Wednesday, December 16, 2015

Gene McCormick- Two Poems



A Bottle Of Mateus

At four o’clock in the afternoon the low sun
casts a triangular shadow along the side of the building
diagonally from the top NW corner
down to the lower SE corner, while the rest
of the wall remains sun-bleached yellow stucco,
a pattern repeated every afternoon
until the sun seasonally moves on.

A man walks by the building, an older man
with white hair wearing an oversize white t-shirt,
black walking shorts that were suit pants
until he cut them off just above the knee,
black ankle socks and black wingtip shoes.
The t-shirt and shorts emphasize toneless
white stick arms and legs as he walks at a rapid gait,
his upper body leading the lower half so his head
casts a shadow across his black shoes.
If it were raining, which it is not,
the leather soled shoes would have trouble
getting enough traction to maintain such a pace.

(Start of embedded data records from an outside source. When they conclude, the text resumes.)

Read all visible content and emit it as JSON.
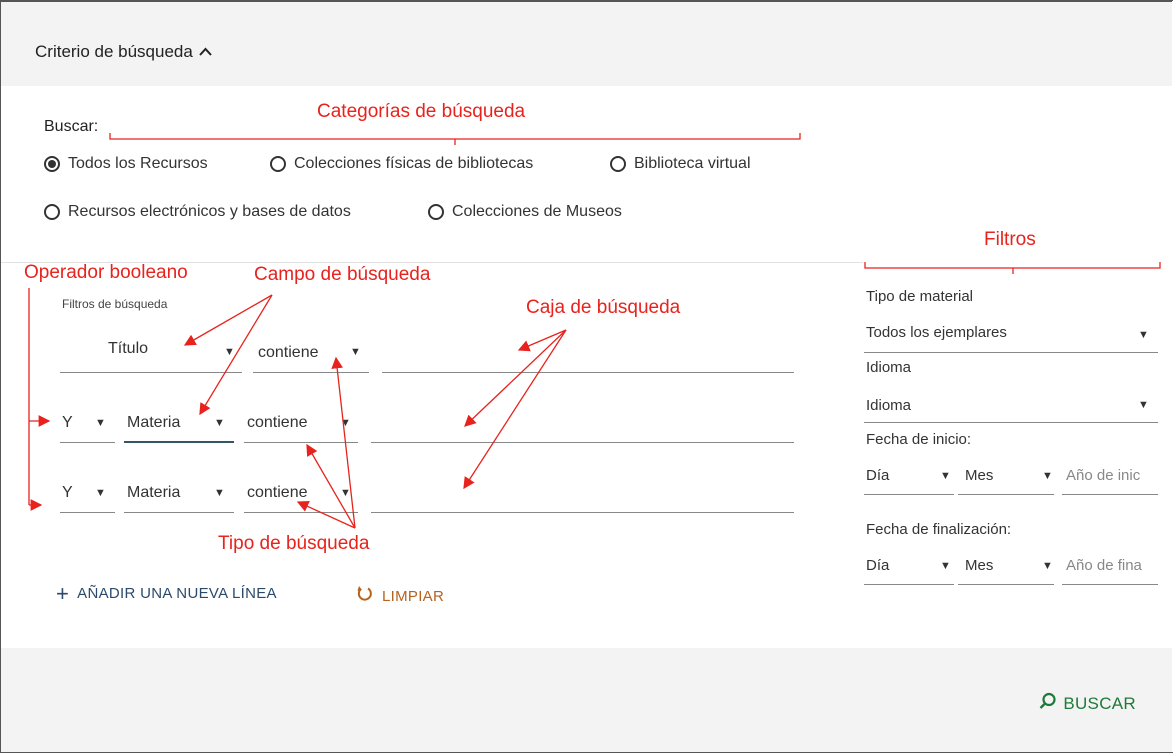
{
  "header": {
    "title": "Criterio de búsqueda",
    "chevron_icon": "chevron-up-icon"
  },
  "search": {
    "buscar_label": "Buscar:",
    "categories": [
      {
        "label": "Todos los Recursos",
        "checked": true
      },
      {
        "label": "Colecciones físicas de bibliotecas",
        "checked": false
      },
      {
        "label": "Biblioteca virtual",
        "checked": false
      },
      {
        "label": "Recursos electrónicos y bases de datos",
        "checked": false
      },
      {
        "label": "Colecciones de Museos",
        "checked": false
      }
    ],
    "filters_label": "Filtros de búsqueda",
    "rows": [
      {
        "operator": "",
        "field": "Título",
        "type": "contiene",
        "query": ""
      },
      {
        "operator": "Y",
        "field": "Materia",
        "type": "contiene",
        "query": ""
      },
      {
        "operator": "Y",
        "field": "Materia",
        "type": "contiene",
        "query": ""
      }
    ],
    "add_line": "AÑADIR UNA NUEVA LÍNEA",
    "clear": "LIMPIAR"
  },
  "sidebar": {
    "material_label": "Tipo de material",
    "material_value": "Todos los ejemplares",
    "language_label": "Idioma",
    "language_value": "Idioma",
    "start_label": "Fecha de inicio:",
    "start_day": "Día",
    "start_month": "Mes",
    "start_year_placeholder": "Año de inic",
    "end_label": "Fecha de finalización:",
    "end_day": "Día",
    "end_month": "Mes",
    "end_year_placeholder": "Año de fina"
  },
  "footer": {
    "search_button": "BUSCAR"
  },
  "annotations": {
    "categories": "Categorías de búsqueda",
    "filters": "Filtros",
    "boolean": "Operador booleano",
    "field": "Campo de búsqueda",
    "box": "Caja de búsqueda",
    "type": "Tipo de búsqueda"
  },
  "colors": {
    "annotation": "#e8231d",
    "search_button": "#1f7a3a",
    "clear": "#b5621f",
    "add": "#2b4a6a"
  }
}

He looks odd, dressing like that to take a walk,
close to the building, scraping against its warmth
on his way to buy a bottle of red wine. Mateus.


Play Autumn Leaves For Me

Slouching on the worn piano bench he uses his
left hand middle finger to hit the white keys
one at a time, each of them successively,
then with his right thumb taps each black key
again one at a time going from west to east
while his feet trundle the pedals in a
left-right left-right rhythm as though
in a chain gang prisoner march.
The sound doesn’t hang in the air for long.

His fingers are neither long nor elegant
like those of a born pianist.
They are short, squat, and his fingernails
are clipped too close, partly because
he wears heavy-duty gloves when shoveling coal.



Brief Bio: Gene McCormick thrives on burnt toast, gorging on it, dipping the blackened pieces in buttercream icing and washing it all down with jugs of Mateus while playing Chopin’s Polonaise in A-flat (Jose Iturbi’s variation) with his left thumb.